At other points songs that Buffett wrote for characters decades ago simply don’t work in context of the show. “He Went to Paris,” which Buffett wrote in 1973 reportedly about a man he met who’d suffered losses in World War II, includes the line “Well, the war took his baby / Bombs killed his lady / And left him with only one eye.” When Tully sings it here about Sparks’s character, who math tells us would have been born during WWII, it explains his eyepatch but leaves us with many more questions.
The songs are listed in the program in alphabetical order, so if you’re familiar enough with the Buffett catalog you could make a game for yourself of guessing which tune the characters’ awkward non sequiturs are priming us for. Someone randomly mentions shrimp and sponge cake in the same sentence? We’re probably about to be wasted away again. Garcia, notably, has created some very smart TV comedies in recent years, including My Name Is Earl and Raising Hope. But the plotting, characterizations, jokes and—unfortunately—gender dynamics here are more in line with Yes, Dear, the insipid sitcom he and O’Malley worked on together in the early aughts.

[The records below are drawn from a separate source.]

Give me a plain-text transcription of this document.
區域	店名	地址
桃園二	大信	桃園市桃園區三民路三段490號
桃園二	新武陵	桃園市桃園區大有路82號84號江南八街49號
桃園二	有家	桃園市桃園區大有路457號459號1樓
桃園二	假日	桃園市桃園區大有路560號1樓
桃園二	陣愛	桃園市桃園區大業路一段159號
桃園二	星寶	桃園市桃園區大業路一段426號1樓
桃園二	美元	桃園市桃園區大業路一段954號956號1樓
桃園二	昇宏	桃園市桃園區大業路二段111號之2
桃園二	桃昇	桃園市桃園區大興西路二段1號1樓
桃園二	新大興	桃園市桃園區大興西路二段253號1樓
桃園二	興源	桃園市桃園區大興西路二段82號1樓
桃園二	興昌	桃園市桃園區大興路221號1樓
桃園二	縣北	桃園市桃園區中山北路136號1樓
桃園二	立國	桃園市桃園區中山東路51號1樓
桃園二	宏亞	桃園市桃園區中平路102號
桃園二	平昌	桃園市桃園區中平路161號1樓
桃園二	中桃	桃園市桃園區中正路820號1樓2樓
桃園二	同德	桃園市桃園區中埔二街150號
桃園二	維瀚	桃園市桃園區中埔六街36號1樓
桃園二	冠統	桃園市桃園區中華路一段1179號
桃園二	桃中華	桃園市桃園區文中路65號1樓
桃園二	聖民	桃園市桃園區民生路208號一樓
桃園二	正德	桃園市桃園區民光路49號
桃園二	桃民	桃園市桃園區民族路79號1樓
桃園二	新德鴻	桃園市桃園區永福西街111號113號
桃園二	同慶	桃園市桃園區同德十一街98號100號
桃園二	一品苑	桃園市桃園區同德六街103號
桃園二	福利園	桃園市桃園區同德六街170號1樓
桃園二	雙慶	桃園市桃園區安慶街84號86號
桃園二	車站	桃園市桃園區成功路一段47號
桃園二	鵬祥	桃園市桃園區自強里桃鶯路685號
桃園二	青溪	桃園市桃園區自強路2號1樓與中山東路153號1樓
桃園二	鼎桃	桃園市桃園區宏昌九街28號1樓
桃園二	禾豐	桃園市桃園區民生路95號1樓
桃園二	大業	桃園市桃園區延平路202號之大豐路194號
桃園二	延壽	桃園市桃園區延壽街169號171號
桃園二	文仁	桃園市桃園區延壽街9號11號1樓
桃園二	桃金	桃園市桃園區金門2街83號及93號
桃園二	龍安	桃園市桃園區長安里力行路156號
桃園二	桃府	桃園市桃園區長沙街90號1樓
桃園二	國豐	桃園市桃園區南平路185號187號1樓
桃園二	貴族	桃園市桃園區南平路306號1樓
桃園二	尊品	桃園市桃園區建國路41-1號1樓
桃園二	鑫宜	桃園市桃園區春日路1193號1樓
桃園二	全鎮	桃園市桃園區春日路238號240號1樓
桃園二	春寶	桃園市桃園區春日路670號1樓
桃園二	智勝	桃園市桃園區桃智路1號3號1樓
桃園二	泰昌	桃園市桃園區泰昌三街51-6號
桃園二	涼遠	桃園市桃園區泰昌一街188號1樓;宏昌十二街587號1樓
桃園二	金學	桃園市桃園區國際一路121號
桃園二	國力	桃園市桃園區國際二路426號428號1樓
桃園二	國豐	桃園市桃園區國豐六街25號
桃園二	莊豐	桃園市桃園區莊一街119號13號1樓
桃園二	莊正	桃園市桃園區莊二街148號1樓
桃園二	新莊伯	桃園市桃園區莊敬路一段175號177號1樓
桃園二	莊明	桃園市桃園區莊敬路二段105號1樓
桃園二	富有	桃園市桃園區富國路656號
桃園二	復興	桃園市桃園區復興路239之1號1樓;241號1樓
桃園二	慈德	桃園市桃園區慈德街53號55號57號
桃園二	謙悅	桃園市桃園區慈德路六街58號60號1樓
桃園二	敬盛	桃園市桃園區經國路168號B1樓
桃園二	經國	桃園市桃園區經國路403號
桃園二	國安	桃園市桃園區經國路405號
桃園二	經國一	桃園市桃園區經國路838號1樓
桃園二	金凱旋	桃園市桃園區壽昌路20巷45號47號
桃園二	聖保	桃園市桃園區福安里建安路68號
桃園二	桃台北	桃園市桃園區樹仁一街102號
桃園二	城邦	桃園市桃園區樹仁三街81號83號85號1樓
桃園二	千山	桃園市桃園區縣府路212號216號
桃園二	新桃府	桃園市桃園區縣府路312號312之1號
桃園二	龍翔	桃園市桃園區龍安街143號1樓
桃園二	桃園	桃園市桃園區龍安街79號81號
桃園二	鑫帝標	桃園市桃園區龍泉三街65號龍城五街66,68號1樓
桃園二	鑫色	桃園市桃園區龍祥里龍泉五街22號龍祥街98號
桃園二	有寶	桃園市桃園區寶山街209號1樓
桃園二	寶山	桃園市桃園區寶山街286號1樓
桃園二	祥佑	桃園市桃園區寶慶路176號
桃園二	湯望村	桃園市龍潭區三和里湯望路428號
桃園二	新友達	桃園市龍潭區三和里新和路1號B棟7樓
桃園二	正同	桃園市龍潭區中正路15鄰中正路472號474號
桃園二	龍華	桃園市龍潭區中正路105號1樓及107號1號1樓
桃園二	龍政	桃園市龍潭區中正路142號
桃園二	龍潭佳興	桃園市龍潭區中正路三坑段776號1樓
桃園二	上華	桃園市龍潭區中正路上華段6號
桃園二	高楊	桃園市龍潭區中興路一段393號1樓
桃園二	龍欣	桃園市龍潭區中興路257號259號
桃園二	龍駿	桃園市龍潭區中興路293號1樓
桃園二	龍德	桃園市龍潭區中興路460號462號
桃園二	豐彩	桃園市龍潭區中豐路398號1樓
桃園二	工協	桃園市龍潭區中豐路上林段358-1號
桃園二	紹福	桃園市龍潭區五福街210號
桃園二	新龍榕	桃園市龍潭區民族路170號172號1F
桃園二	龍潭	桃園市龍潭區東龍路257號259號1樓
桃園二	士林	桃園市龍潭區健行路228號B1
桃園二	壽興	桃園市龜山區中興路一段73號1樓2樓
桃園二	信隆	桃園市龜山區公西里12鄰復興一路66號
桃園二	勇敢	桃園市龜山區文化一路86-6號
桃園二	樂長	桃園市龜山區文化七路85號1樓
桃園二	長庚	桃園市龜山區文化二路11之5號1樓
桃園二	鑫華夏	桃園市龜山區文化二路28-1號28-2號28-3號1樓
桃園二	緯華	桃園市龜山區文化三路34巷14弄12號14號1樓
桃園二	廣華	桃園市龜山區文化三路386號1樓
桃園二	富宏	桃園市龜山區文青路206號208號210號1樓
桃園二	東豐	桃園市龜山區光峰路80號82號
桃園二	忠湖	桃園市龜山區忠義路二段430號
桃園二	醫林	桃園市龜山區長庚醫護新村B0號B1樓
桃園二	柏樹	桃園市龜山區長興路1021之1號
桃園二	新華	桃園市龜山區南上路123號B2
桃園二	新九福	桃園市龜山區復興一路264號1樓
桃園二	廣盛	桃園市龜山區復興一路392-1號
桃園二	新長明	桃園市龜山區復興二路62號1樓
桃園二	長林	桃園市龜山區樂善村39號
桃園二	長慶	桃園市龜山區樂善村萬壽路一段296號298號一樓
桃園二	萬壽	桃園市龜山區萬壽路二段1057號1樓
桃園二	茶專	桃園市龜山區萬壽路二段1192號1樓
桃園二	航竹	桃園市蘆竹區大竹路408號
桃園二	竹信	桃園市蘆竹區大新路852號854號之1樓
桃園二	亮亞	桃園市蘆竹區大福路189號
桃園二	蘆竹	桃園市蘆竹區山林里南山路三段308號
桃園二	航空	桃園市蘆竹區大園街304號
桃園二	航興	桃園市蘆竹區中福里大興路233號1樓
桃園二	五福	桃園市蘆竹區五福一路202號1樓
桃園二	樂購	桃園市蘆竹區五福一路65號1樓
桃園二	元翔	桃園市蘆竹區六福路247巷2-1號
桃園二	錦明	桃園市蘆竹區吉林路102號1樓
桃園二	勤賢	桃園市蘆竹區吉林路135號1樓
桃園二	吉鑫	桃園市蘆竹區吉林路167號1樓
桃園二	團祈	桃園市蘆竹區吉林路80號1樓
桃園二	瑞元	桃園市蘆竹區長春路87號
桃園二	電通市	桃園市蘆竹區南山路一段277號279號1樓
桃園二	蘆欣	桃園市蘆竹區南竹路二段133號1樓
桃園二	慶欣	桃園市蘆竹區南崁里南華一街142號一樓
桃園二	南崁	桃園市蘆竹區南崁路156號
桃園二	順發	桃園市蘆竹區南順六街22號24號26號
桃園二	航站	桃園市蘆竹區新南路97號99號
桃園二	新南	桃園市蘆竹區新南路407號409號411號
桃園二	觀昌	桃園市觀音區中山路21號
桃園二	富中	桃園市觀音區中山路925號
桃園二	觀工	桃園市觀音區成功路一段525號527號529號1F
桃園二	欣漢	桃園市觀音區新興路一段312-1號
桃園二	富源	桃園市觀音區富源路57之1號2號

Given Buffett’s huge and loyal fan following, Escape to Margaritaville—which is headed from here to a Broadway opening in the spring—could be a decent hit in spite of its muddled, gaudy, and bizarrely paced storytelling. The cast is genial and game (Luff, particularly, adds much-needed layers to what could be an easy caricature), and the whole Parrothead thing, after all, is about not being too uptight. Plenty of those around me in the audience Wednesday night were delightedly humming along. For those of us looking for a story worth caring about, though, the vibe here is just too chill. In the Buffett platonic ideal, these characters don’t really have any problems—and dramatically, that’s a problem.
Oriental Theatre. Book by Greg Garcia and Mike O’Malley. Music and lyrics by Jimmy Buffett. With Paul Alexander Nolan, Alison Luff, Lisa Howard, Eric Petersen, Rema Webb, Don Sparks. Running time: 2hrs 25mins; one intermission.